Ovviamente, mentre il primo fu una grande sorpresa, il secondo fu una grande conferma. Della breve carriera di questo Ensemble i due album rappresentano la migliore produzione e sicuramente quella maggiormente ricordata da appassionati e critici. Vale la pena quindi ascoltare l’album con calma cercando di lasciarsi andare nel mondo fantastico che viene descritto e godere delle sensazioni che via via i brani contenuti sprigionano. Il brano omonimo Birds Of Fire apre l’album: pesanti colpi di gong annunciano l’entrata nel tempio della musica al cospetto della Mahavishnu (nome spirituale dato dal guru Chinmoy a McLaughlin). Inizio sontuoso nel quale la chitarra elettrica di John e il violino di Jerry Goodman partono per un reciproco inseguimento lungo un percorso frenetico durante il quale a volte si incontrano sul leitmotiv all’unisono per poi staccarsi alternandosi in tiratissime parti solistiche. Una corsa mozzafiato.
Miles Behind è un omaggio a Miles Davis. Così come Miles aveva fatto per John McLaughlin in “Bitches Brew”
John, probabilmente ricordando il titolo Miles Ahead, ha voluto pensare questo brano come una continuazione del percorso intrapreso dal suo guru musicale.
In Celestial Terrestrial Commuters si riprende la corsa iniziata in Bird Of Fire, arricchita dalle sonorità folk espresse da Jerry al violino. Nel brevissimo intermezzo spaziale Sapphire Bullets of Pure Love volano pallottole zaffiro di puro amore, per atterrare subito in Thousand Island Park e trovarsi dentro una scena diversa completamente acustica… forse un ricordo. John questa volta imbraccia la chitarra classica e si abbandona alla sua passione per quelle tipiche atmosfere tinte di flamenco e di blues, accompagnato solamente al pianoforte da Jan. 

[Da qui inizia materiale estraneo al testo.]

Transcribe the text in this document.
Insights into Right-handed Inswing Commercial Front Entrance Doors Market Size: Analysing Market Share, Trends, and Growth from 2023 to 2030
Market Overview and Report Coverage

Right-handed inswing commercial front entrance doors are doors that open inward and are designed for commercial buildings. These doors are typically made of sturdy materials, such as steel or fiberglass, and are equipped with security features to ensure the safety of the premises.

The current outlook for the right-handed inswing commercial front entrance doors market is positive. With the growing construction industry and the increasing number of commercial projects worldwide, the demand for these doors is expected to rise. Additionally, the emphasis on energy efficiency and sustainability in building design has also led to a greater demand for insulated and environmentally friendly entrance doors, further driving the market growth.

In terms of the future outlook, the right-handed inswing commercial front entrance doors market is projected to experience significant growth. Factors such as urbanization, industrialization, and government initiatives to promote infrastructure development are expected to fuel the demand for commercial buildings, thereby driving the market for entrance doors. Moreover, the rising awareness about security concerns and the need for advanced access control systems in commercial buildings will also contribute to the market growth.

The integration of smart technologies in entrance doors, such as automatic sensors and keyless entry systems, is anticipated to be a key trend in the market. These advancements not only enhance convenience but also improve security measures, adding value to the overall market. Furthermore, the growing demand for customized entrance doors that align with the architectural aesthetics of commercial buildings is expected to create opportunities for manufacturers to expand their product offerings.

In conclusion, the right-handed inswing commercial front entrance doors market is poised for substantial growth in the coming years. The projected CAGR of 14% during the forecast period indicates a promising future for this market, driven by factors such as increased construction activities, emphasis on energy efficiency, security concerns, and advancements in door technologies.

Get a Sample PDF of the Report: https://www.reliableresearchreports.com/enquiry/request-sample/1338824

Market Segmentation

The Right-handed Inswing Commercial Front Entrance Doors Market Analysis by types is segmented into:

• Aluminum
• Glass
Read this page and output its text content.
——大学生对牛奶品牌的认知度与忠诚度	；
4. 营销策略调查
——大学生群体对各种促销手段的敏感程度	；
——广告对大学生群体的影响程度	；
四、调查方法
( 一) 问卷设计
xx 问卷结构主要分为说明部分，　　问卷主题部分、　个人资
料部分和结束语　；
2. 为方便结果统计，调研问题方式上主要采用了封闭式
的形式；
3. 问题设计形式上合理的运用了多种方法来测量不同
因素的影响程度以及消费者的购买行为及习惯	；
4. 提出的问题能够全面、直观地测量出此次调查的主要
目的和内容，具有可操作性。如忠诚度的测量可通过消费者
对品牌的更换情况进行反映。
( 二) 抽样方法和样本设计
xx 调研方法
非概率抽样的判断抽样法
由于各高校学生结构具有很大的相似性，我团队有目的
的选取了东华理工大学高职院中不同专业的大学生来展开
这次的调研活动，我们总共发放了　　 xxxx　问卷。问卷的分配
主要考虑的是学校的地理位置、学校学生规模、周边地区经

Hope è un fraseggio ripetuto varie volte… un tema che non trova soluzione di continuità… come un giorno che nasce e muore, rimandando al successivo tutto quello che non si è potuto realizzare. In One World trova il suo maggiore risalto la sezione ritmica della Band. Billy rende un’ampia dimostrazione della sua potenza e della sua classe… nell’unico assolo di tutto l’album.
Un altro pezzo molto devisiano, vicino alle atmosfere elettriche di “Bitches Brew”.
Il momento della rivelazione finale è Sanctuary. John decide di abbassare il numero  di note suonate al secondo e molte di queste arrivano a segno penetrando  ancora più profondamente. Un tema di forte impatto emotivo. I bagliori della fine del mondo visti al tramonto dalla cima di un grattacielo nella Grande Mela.
Open Country Joe è una escursione  tra spensierate  feste di paese dal sapore di zucchero filato e odore di carne alla griglia, in contrasto con gli  scenari frenetici della metropoli. L’album termina con Resolution, un atmosfera che oggi definiremmo prog, il cui tema è rappresentato da una stessa frase musicale ripetuta su tonalità crescenti fino alla conclusione che non risolve e che lascia in sospeso… come una promessa di continuare a raccontare.
La spiritualità e la passionalità animano le trame compositive di John Mc Laughlin. La dinamica della sua musica è innescata dall’incontro/scontro fra il suo lirismo che è trascendentale e il suo blues che è sanguigno, umano, terreno.
“Charley Parker assomigliava a Buddha (…)” (tratto da Mexico City Blues di Jack Kerouak).